Peter Force’s American Archives reprinted a letter “from a Gentleman at Boston to his Friend in Edinburgh” dated 29 January that offers another look at the alarm:
The rebels have been very quiet ever since I arrived. They gave a small alarm about a fortnight ago, which occasioned a little confusion, but was soon over. The officers have fitted up a play-house, and some of them had wrote a farce, called the Blockade of Boston. The first night it was to be acted the house was very full. The play being over, the curtain was hauled up for the entertainment to begin, when a sergeant came in and told the officers the alarm-guns were fired at Charlestown, which made no small stir in the house, every one endeavouring to get out as fast as possible; and immediately we heard a pretty smart firing of small arms.
TOMORROW: Reports on the Charlestown raid from two teenagers on the siege lines.

Friday, November 30, 2007

What the Americans Found on the Nancy

Yesterday I described the capture of the British brig Nancy by a New England privateer in late November 1775. When the Americans discovered the weapons on that ship, “jubilant” is not too strong a word for their reaction. Gen. William Heath wrote in his diary on 30 Nov 1775:

Intelligence was received from Cape Ann, that a vessel from England, laden with warlike stores, had been taken and brought into that place. There was on board one 13 inch brass mortar, 2000 stand of arms, 100,000 flints, 32 tons of leaden ball, &c. &c. A fortunate capture for the Americans!
Those weapons were soon moved to Cambridge, and Col. Stephen Moylan wrote:
Such universal joy ran through the whole camp as if each grasped victory in his hand; to crown the glorious scene, there intervened one truly ridiculous, which was Old Put [Gen. Israel Putnam] mounted on the large mortar, which was fixed in its bed for the occasion, with a bottle of rum in his hand, standing parson to christen, while god-father Mifflin gave it the name of Congress.
Thomas Mifflin (shown above, courtesy of the U.S. Army Transportation Museum) was then Quartermaster-General of the Continental Army. In June 1776, he would be succeeded by none other than Col. Moylan.

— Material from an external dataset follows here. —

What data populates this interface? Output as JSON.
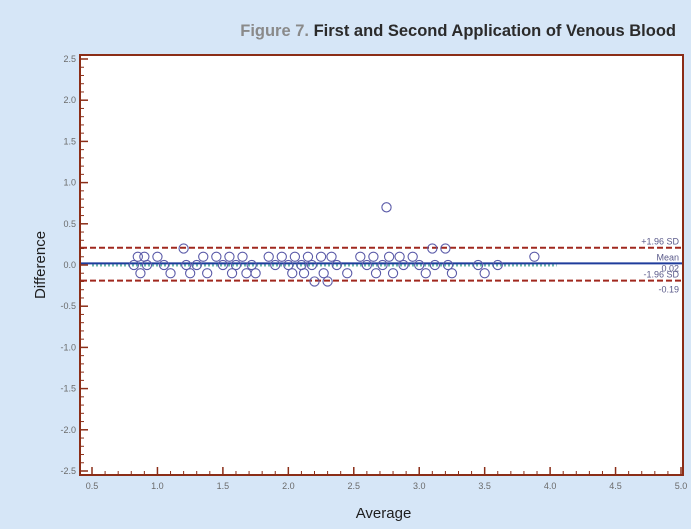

Dr. James Thacher, an army surgeon, later explained the reason for such excitement:
Before our privateers had fortunately captured some prizes with cannon and other ordnance, our army before Boston had, I believe, only four small brass cannon, and a few old honey-comb iron pieces, with their trunnions broken off. . . . Had the enemy been made acquainted with our situation, the consequences might have been exceedingly distressing.
By the day after Heath heard about the Nancy, news of the capture had filtered into Boston, where selectman Timothy Newell recorded:
A large Brigt. with ordnance stores, a very valuable prize from London taken by Captn. [John] Manly in a Schooner Privateer from Beverly.
Lt. William Feilding wrote to his relative and patron, the 6th Earl of Denbigh, on 12 Dec 1775:
In my last I informed your Lordship the apprehension we were in for fear of the Ordnance Brigg was taken and am sorry to Acquaint your Lordship that by Accounts from the Rebels, she was Taken a few days before the Boyne sail’d. . . .

The Captain [of a privateer captured in the first week of December] says he saw the sea Morter (which was on Board the Ordnance Brigg) at Cambridge Common the Thursday before he was taken; and that from the Information of the Master, he was sent out to sea for a Powder Ship, which we have heard nothing of as yet. A deserter who came in a few days since, Says he saw all the Ordnance Stores safe Lodg’d at Cambridge last week.
On 19 Jan 1776, Feilding added that British officers expected the Americans to mount their new mortars on high ground at Phipps’ Farm, across the Charles River from Boston, “and endeavour to Burn the Town.”